FINDLAY, OH - The home of the "dirt-cheap deal" is moving to new quarters which are far from cheap.

Based in a town of only 40,000 and a county of nearly twice that many, Findlay Ford-Lincoln Mercury has achieved such success that its impending new home is a $7 million complex being built right off busy I-75.

Owner Stan Kujawa sees the new site as a sign of the growth Findlay Ford-LM has experienced since he took it over with Ford Dealer Development help in 1983.

"We've led the region in sales among dual-brand dealers for five of the last seven years," he says. "I forecast that with the new buildings we'll keep the lead for a long time to come."

The buildings will include a 10-car showroom in the main structure plus one of Ford's first Quick Lane fast-service structures. The latter will provide 10 bays for lube jobs and light maintenance.

Known as "Mr. Dirt Cheap" around Hancock County because of his use of the term in advertising since 1993, the 55-year-old Kujawa looks to the Quick Lane facility as a draw for all brands of vehicles.

He says, "Quick Lane in a stand-alone building with plenty of bays - selling tires as well as wheel alignments - will also prove a source of vehicle sales.

"We'll be on 15 paved acres and with all the traffic we'll be getting right off the Interstate, we're planning a deli that overlooks the service department and possibly a barber and beauty shop."

In moving from cramped quarters on Findlay's Bright Road auto row, Mr. Kujawa says he'll be better positioned to add one of Ford's "other" brands, even though cities of Findlay's relatively small size mostly are confined to domestic makes.

He says, "One of my GM dealer neighbors lost Mazda a year ago. And we always talk here about Jaguar and Volvo. This place has one of the lowest unemployment rates in Ohio - about 2% - because we have Cooper Tire, Dow Chemical, Marathon Oil and Whirlpool appliance plants, plus regional distribution centers for Best Buy and Kohl's.

"So there's a good market for upscale cars. We'll be ready for any or all of those three."

Another factor buoying Findlay Ford-L M's sales is its location halfway between the Mazda-Ford assembly plant in Flat Rock, MI, and Honda assembly plants in East Liberty and Marysville, OH.

"A number of Tier Two suppliers to those plants have settled in Hancock County or nearby.

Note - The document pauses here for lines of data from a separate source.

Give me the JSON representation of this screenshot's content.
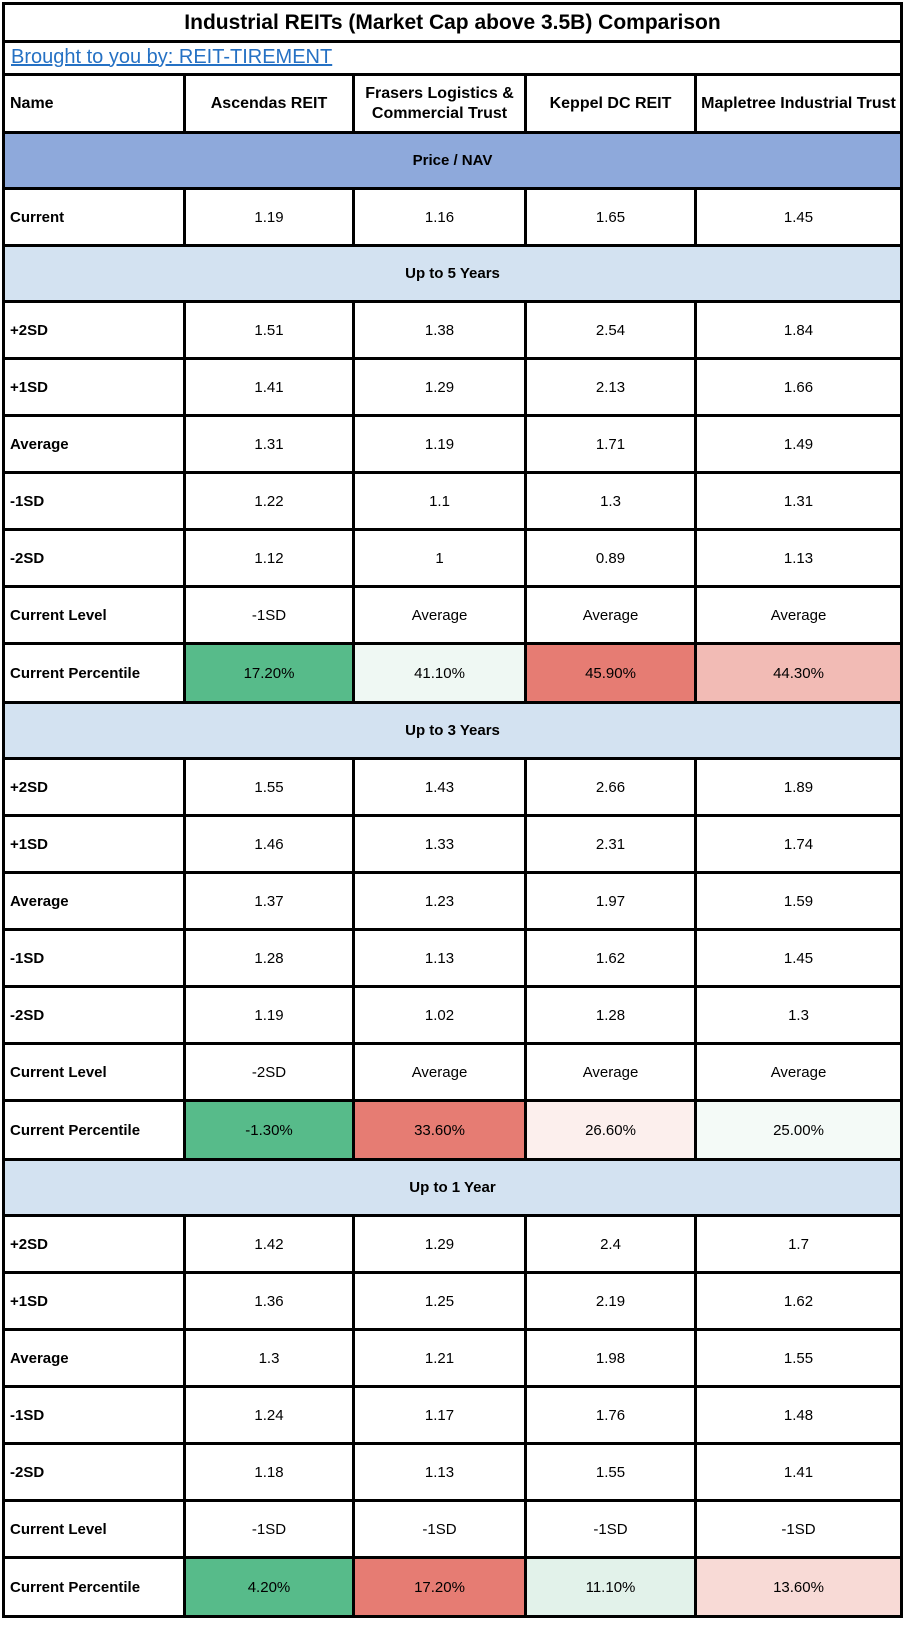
{
  "title": "Industrial REITs (Market Cap above 3.5B) Comparison",
  "byline": {
    "link_text": "Brought to you by: REIT-TIREMENT"
  },
  "columns": [
    "Name",
    "Ascendas REIT",
    "Frasers Logistics & Commercial Trust",
    "Keppel DC REIT",
    "Mapletree Industrial Trust"
  ],
  "colors": {
    "heading_primary_bg": "#8EA9DB",
    "heading_secondary_bg": "#D3E2F1",
    "link": "#2571C4",
    "border": "#000000",
    "green_full": "#57BB8A",
    "red_full": "#E67C73"
  },
  "groups": [
    {
      "heading": "Price / NAV",
      "heading_style": "primary",
      "rows": [
        {
          "label": "Current",
          "values": [
            "1.19",
            "1.16",
            "1.65",
            "1.45"
          ]
        }
      ]
    },
    {
      "heading": "Up to 5 Years",
      "heading_style": "secondary",
      "rows": [
        {
          "label": "+2SD",
          "values": [
            "1.51",
            "1.38",
            "2.54",
            "1.84"
          ]
        },
        {
          "label": "+1SD",
          "values": [
            "1.41",
            "1.29",
            "2.13",
            "1.66"
          ]
        },
        {
          "label": "Average",
          "values": [
            "1.31",
            "1.19",
            "1.71",
            "1.49"
          ]
        },
        {
          "label": "-1SD",
          "values": [
            "1.22",
            "1.1",
            "1.3",
            "1.31"
          ]
        },
        {
          "label": "-2SD",
          "values": [
            "1.12",
            "1",
            "0.89",
            "1.13"
          ]
        },
        {
          "label": "Current Level",
          "values": [
            "-1SD",
            "Average",
            "Average",
            "Average"
          ]
        }
      ],
      "percentile": {
        "label": "Current Percentile",
        "values": [
          "17.20%",
          "41.10%",
          "45.90%",
          "44.30%"
        ],
        "colors": [
          "#57BB8A",
          "#EFF8F3",
          "#E67C73",
          "#F2BBB5"
        ]
      }
    },
    {
      "heading": "Up to 3 Years",
      "heading_style": "secondary",
      "rows": [
        {
          "label": "+2SD",
          "values": [
            "1.55",
            "1.43",
            "2.66",
            "1.89"
          ]
        },
        {
          "label": "+1SD",
          "values": [
            "1.46",
            "1.33",
            "2.31",
            "1.74"
          ]
        },
        {
          "label": "Average",
          "values": [
            "1.37",
            "1.23",
            "1.97",
            "1.59"
          ]
        },
        {
          "label": "-1SD",
          "values": [
            "1.28",
            "1.13",
            "1.62",
            "1.45"
          ]
        },
        {
          "label": "-2SD",
          "values": [
            "1.19",
            "1.02",
            "1.28",
            "1.3"
          ]
        },
        {
          "label": "Current Level",
          "values": [
            "-2SD",
            "Average",
            "Average",
            "Average"
          ]
        }
      ],
      "percentile": {
        "label": "Current Percentile",
        "values": [
          "-1.30%",
          "33.60%",
          "26.60%",
          "25.00%"
        ],
        "colors": [
          "#57BB8A",
          "#E67C73",
          "#FCEFED",
          "#F4FAF7"
        ]
      }
    },
    {
      "heading": "Up to 1 Year",
      "heading_style": "secondary",
      "rows": [
        {
          "label": "+2SD",
          "values": [
            "1.42",
            "1.29",
            "2.4",
            "1.7"
          ]
        },
        {
          "label": "+1SD",
          "values": [
            "1.36",
            "1.25",
            "2.19",
            "1.62"
          ]
        },
        {
          "label": "Average",
          "values": [
            "1.3",
            "1.21",
            "1.98",
            "1.55"
          ]
        },
        {
          "label": "-1SD",
          "values": [
            "1.24",
            "1.17",
            "1.76",
            "1.48"
          ]
        },
        {
          "label": "-2SD",
          "values": [
            "1.18",
            "1.13",
            "1.55",
            "1.41"
          ]
        },
        {
          "label": "Current Level",
          "values": [
            "-1SD",
            "-1SD",
            "-1SD",
            "-1SD"
          ]
        }
      ],
      "percentile": {
        "label": "Current Percentile",
        "values": [
          "4.20%",
          "17.20%",
          "11.10%",
          "13.60%"
        ],
        "colors": [
          "#57BB8A",
          "#E67C73",
          "#E2F2EA",
          "#F8DAD6"
        ]
      }
    }
  ]
}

All that has helped us, especially in the truck area," says business manager Ron Kujawa, the owner's nephew.

After amassing $70.5 million in gross revenues in 1998 to finish 408th on the Ward's Dealer Business 500, Findlay Ford-L M rose substantially in 1999 thanks to a 15% rise in new-truck sales to 1,537 units.

Findlay Ford-L M surprised even the Kujawas last year by raising its Ford Credit Red Carpet lease total to a record 1,319, compared to 992 in 1998.

"Leasing has become just as big a factor in the sales side for small-town dealers," says Ron Kujawa, "and it gives us a good source of late-model used vehicles to sell."

The Findlay dealership has gone all out for Internet marketing, promoting former maintenance man Rick Liebfarth to information specialist after he completed computer courses at the University of Findlay.

"We'll get even more aggressive on the Internet when the new building opens this summer," declares Stan Kujawa, a University of Toledo engineering graduate who began selling cars in the 1970s for Kistler Ford in Toledo, OH.

Active in Findlay civic affairs, Stan and his wife of 24 years, Patricia, are proudest of founding Children's Wishing Star, a nonprofit foundation which helps children in Latin American countries.

The Kujawas have six daughters. They adopted the youngest two, Karoline, 8, and Annie, 5, in El Salvador.